6 Tweets 1 reads Mar 05, 2023
I started watching Indian films because The Chair loves them.
Having lots of fun identifying the tropes that make up their filmmaking formulas, and seeing how different actors/directors/writers interpret and execute them.
Also has me thinking about Nigerian film tropes.
I think *some* of the negative feedback to some stuff we see in our movies is because viewers haven't accepted that Nollywood has its own tropes, which aren't better or worse than Bollywood's or Hollywood's. Just *different*.
The long, single-shot emotional monologue to appeal to the antagonist, followed by antagonist's reaction shot seems to be a Bollywood standard trope.
Viewed through a Hollywood consumer lens, it's too melodramatic.
But if you come to it without that judgment, you'll see art.
Same with the "her scarf got hooked" trope.
Or let's take 2 tropes even more jarring to a Hollywood-trained sensitivity:
-the dance sequences
-comic relief in serious films.
Indian audiences accept these completely, because it's simply part of their filmmaking tradition
The "comic relief in serious film" trope is rife in Nollywood.

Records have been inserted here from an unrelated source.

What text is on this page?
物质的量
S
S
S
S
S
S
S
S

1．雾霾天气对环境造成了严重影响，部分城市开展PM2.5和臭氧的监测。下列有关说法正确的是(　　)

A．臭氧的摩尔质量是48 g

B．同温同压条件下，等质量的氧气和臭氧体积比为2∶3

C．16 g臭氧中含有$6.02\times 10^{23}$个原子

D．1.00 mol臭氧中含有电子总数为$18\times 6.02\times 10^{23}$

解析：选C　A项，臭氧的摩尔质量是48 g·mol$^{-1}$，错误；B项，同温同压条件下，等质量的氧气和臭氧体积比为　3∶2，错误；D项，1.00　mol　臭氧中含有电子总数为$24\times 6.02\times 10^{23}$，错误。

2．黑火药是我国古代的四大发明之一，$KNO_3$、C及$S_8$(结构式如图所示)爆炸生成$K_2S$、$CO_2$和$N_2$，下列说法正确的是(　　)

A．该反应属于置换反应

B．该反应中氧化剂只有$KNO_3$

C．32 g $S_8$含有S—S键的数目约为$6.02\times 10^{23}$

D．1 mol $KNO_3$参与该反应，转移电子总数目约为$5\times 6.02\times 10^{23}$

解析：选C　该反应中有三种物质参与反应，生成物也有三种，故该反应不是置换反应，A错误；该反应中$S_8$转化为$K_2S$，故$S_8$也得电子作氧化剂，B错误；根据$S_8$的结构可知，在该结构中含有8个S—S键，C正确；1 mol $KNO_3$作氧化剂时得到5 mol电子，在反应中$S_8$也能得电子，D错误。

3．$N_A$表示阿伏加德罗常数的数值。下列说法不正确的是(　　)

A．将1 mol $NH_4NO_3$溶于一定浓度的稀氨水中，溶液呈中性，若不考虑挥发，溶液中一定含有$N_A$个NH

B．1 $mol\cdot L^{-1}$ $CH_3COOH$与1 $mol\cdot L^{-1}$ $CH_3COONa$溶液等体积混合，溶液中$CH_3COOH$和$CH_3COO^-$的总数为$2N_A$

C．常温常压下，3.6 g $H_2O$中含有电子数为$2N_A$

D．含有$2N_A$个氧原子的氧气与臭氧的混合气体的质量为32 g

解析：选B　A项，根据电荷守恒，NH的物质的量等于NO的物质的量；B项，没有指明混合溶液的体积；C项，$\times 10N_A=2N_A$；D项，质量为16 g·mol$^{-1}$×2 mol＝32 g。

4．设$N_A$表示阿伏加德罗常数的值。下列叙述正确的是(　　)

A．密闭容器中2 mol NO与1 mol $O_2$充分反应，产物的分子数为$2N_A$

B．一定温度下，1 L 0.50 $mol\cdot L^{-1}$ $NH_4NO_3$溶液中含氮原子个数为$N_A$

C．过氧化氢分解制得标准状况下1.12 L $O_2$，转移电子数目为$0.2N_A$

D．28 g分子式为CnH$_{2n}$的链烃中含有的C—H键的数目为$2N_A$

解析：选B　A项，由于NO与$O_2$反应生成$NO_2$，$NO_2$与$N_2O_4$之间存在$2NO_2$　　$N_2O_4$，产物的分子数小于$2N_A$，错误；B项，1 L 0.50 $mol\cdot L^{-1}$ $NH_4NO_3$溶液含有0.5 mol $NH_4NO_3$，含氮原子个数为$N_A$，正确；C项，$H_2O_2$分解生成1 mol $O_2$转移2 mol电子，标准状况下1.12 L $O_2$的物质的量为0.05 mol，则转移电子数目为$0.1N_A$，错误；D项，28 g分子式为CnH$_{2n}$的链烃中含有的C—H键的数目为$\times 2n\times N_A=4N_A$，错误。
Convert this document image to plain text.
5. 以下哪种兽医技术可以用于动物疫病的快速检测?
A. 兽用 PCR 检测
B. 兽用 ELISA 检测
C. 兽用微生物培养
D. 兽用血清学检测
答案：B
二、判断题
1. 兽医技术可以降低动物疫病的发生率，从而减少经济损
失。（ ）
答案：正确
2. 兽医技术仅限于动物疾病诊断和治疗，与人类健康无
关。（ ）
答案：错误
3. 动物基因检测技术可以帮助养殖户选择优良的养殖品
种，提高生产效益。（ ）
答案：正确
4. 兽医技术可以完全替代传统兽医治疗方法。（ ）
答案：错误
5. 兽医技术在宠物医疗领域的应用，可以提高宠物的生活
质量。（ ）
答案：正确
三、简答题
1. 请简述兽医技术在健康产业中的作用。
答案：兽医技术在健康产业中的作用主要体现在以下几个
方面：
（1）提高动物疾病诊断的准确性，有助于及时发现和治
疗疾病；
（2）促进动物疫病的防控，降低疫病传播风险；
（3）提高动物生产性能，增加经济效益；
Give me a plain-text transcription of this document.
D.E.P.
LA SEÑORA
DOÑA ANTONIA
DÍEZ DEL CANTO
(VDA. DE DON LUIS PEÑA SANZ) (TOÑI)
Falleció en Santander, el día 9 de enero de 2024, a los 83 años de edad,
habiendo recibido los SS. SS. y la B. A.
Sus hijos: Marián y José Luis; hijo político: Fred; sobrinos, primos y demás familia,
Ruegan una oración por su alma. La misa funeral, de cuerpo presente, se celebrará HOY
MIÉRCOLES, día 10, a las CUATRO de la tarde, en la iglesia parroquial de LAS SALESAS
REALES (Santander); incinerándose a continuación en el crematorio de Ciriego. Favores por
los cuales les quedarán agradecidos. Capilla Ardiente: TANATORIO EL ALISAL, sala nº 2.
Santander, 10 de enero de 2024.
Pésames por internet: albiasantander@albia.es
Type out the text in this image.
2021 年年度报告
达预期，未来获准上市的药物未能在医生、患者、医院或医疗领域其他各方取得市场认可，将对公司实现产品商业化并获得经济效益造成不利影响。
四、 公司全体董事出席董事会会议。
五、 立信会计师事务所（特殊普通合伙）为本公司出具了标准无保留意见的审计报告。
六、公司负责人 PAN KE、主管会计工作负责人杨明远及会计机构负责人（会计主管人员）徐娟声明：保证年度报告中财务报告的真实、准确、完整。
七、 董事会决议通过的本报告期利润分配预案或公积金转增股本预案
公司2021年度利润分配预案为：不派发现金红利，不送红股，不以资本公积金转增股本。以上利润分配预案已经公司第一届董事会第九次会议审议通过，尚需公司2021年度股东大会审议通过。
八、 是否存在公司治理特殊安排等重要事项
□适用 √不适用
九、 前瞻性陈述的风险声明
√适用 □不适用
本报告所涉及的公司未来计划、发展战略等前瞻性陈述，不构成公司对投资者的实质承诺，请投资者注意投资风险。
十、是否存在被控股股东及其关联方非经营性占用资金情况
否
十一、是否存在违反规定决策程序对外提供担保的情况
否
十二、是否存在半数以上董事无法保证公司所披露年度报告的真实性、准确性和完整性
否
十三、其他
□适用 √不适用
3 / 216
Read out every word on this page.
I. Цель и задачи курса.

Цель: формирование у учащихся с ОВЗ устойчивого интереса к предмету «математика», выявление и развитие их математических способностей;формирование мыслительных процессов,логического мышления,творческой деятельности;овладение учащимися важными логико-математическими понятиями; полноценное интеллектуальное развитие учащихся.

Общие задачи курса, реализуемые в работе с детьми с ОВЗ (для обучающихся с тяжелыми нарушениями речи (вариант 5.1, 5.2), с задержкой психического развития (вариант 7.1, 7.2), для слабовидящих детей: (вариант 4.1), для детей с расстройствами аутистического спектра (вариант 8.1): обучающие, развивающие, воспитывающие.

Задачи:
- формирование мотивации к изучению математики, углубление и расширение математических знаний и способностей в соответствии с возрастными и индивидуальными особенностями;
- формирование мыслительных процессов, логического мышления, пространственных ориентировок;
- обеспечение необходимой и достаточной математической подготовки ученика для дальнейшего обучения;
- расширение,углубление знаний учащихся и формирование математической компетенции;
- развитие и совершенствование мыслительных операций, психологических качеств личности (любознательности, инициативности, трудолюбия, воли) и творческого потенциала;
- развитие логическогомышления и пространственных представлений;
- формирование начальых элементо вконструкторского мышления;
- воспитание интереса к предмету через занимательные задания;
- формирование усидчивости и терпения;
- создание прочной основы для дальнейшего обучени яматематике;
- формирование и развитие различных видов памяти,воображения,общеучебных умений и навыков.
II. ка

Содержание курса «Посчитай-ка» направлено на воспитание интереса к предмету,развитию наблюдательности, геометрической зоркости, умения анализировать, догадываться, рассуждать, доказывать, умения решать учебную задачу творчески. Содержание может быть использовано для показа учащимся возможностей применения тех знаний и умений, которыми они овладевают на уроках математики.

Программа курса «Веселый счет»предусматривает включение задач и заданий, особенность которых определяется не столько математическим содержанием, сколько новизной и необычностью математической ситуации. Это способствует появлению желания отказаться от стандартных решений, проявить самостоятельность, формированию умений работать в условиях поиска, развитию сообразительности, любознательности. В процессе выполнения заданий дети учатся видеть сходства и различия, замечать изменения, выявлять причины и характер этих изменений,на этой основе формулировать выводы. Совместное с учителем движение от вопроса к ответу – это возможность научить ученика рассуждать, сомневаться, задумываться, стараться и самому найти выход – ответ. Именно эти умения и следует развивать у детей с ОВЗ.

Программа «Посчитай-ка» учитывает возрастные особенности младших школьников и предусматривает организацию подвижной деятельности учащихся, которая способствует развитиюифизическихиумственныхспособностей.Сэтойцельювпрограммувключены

Regular movie watchers seem to love it, while many critics don't. My hypothesis is that the critics are refusing to expect it, as they're refusing to accept it's simply part of how we tell stories, unlike Hollywood.
Or take a movie like Soole. I understand why lots of folks panned it. I loved it, because I saw what the makers were doing. They were leaning into Naija tropes.
(Another reason lots of folks disliked it is that they give Nollywood far less latitude for suspension of disbelief).